ZuperDee writes "It appears AMD has licensed Z-RAM technology from Innovative Silicon for possible use in future processors. According to the article, this could lead to caches about 5 times denser than the SRAM that is normally used right now. C|Net says they will probably make the announcement on Monday."

4 of 191 comments (clear)

  1. Re:Apple should have considered? by SleepyHappyDoc · · Score: 2, Insightful

    Since IBM holds tons of patents related to SOI technology, I doubt it'll be 'cost-effective' for Intel anytime soon. The technology itself isn't the real issue here, it's the licensing.

    --
    Stasis is death. Embrace change.
  2. Re:AMD vs. Intel Brand Comparison by d_strand · · Score: 3, Insightful

    You should really ask that question as a submitted story or something, not bury it down here in the comments. However I'll try to give you my quick view of it:

    Intel, despite having a virtual monopoly on the pc-cpu business, has never been as despised as for example Microsoft for the simple reason that they have always produced top quality. Sure you had to pay for their cpu's but they where generaly worth paying for. AMD always played catch-up technology and performance-wise, and therefore always had to sell their slightly worse performing cpu's at a slightly lower price. That changed with AMD's introduction of the original Athlon about 5 years ago or so (look up the exact dates if you like, I dont have the energy for it). It actually performed better than anything Intel had and was still slightly cheaper. It took a while for the market to realize this since the intel brand had a lot of momentum.
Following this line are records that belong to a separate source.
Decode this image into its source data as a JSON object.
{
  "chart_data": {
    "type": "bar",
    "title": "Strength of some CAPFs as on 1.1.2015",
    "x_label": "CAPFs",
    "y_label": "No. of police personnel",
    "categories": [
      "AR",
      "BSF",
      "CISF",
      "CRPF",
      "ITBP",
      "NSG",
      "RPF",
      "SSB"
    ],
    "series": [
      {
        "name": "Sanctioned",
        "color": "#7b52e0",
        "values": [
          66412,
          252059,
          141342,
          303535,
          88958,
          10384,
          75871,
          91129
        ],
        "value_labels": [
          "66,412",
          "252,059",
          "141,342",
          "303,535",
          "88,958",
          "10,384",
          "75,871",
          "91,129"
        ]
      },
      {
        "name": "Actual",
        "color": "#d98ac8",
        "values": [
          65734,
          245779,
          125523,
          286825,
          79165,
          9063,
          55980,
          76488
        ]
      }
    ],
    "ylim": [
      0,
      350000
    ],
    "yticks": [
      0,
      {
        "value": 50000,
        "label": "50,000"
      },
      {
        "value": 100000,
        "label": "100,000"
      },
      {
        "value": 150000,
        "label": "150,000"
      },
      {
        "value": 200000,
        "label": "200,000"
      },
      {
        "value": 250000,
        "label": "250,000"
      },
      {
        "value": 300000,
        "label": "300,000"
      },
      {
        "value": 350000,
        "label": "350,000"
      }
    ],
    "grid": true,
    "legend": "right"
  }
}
    Most people with technical knowledge prefer AMD nowadays because a) everybody likes an underdog, and b) AMD has since the introduction of the Athlon kept their performance lead over intel. Because they've slowly but surely been gaining marketshare, AMD's prices has crept upwards to a point of almost matching Intels prices, but you still get a faster cpu for less money if you buy AMD. At the moment, Intel has nothing that can compete. Add to this the fact that AMD's processors also use less power than Intels Pentium 4-line and AMD has an even greater advantage.

    Intel's lost a lot of credibility during the last years because of their attempts to out-market AMD despite the fact that their current netburst-based lineup has nothing on AMD's Athlon stuff. Everybody keeps waiting for Intel to pull an ace out of their sleeve and introduce somthing that kills AMD, but Intel has failed to deliver for many years now.

    So basically, AMD is still the underdog that delivers the best *and* cheapest product, while Intel's marketing department is trying to save Intel.

  3. Re:Apple should have considered? by kill-1 · · Score: 2, Insightful

    Yeah, just like they switch between ATI and NVIDIA for graphics chips. The company with the better priced product wins (if it can deliver the quantities).

  4. Re:Only caches? by Anonymous Coward · · Score: 1, Insightful
    First, DRAM uses 6 transistors per bit, not 20. Granted, this still means it's too big to br economicaly viable to make general purpous ram out of it.
    However, you seem to have missed the point of Z-ram: it's transistor based, but only uses aproximately 1 transistor per bit.

    Among other interesting things, the linked article clames that Z-ram is twice as dense as capacitors based ram. The grandparent's question is valid.